Но президент-то хочет решать социальные задачи. Как же тогда он собирается с такими министрами работать? Чувствуя этот «когнитивный диссонанс», он обращается от рассудка к эмоциям: «Люди душой и сердцем чувствуют, что мы (и я, в частности) действуем в интересах подавляющего большинства граждан Российской Федерации». В общем, «Голосуй сердцем!». То, что Путин сознательно или бессознательно повторил этот древний лозунг ельцинской избирательной кампании, говорит о многом. Видимо, текущая обстановка в стране живо напоминает ему 1996 год.

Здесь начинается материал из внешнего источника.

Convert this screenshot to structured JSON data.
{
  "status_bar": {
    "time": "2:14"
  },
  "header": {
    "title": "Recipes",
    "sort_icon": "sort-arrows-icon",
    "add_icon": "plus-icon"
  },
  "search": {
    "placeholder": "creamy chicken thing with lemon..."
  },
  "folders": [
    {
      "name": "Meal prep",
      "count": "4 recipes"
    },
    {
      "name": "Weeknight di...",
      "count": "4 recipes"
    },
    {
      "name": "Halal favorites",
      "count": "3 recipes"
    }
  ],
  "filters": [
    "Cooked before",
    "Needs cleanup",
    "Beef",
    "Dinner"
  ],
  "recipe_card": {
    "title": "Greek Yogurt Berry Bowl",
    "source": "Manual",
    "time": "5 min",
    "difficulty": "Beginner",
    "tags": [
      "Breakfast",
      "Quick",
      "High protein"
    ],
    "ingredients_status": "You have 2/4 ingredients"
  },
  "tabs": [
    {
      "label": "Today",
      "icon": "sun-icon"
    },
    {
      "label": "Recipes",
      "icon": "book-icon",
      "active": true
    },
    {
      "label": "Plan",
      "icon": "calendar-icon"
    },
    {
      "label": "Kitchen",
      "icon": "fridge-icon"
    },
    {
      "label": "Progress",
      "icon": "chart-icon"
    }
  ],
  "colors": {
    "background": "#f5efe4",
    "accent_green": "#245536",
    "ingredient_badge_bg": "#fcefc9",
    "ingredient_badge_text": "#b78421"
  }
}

К голосующим сердцем и одновременно к вышеупомянутым 5–6 процентам принадлежит, например, сопредседатель бурятского отделения Общероссийского народного фронта Сажида Баталова. Ссылаясь на опыт времен Великой Отечественной войны, она предложила создать резервный фонд поддержки населения, в который каждый житель будет ежемесячно вносить по 100 рублей на помощь людям, оказавшимся в кризисной ситуации. И что же, как к этому отнеслось начальство? В центральном исполкоме ОНФ сказали, что это ее частное мнение. А бурятские коллеги посоветовали Баталовой «избегать комсомольских подходов».
Каков же тогда подход «некомсомольский»? Очевидно, такой: сиди и не рыпайся, жди указаний сверху. Сверху виднее, что и как. И правда, любая, даже суперлояльная, низовая инициатива являет собой потенциальную угрозу для правящего режима. Поэтому разрыв между пассивной поддержкой власти на словах и активной поддержкой на деле – этот разрыв даже сознательно культивируется. Результат налицо – число не чувствующих своей ответственности за происходящее в стране возросло в полтора раза всего за полгода. В спокойные времена это вполне комфортно. А как получится в кризисные времена, когда власти может понадобиться не ритуальная (Поклонная гора, Уралвагонзавод), а реальная поддержка? В августе 1991-го все уже видели, как народ «поддержал» своего «рулевого».
Ну, а как обстоит дело с ответственностью власти? Путин подчеркнул на пресс-конференции, что ответственность за всё, что происходит в стране, всегда лежит на главе государства, и от этой ответственности он никогда не уклонялся и уклоняться не собирается. Но в чем эта ответственность заключается, перед кем она, каков ее механизм? Нет такого механизма. Процедура импичмента не в счет, ибо она может быть запущена в экстраординарном, а не в повседневном рабочем порядке.
Зато есть пресс-конференции и телемосты, на которых Путин охотно и многословно отвечает журналистам и специально подобранным группам граждан. Но он ни разу не отвечал публично на вопросы депутатов Федерального собрания. Только раз в год «посылал». И никаких публичных парламентских обсуждений президентских Посланий никогда не было. Может быть, ответственность выявляется в ходе выборов раз в шесть лет? И опять же никаких предвыборных дебатов Путин никогда не вел, на вопросы конкурентов не отвечал. К тому же имеется наш славный Центризбирком. Так что выходит, что массовое уклонение от ответственности в народе есть лишь зеркальное отражение безответственности власти.
Для какой стороны это опаснее? По-моему, для власти.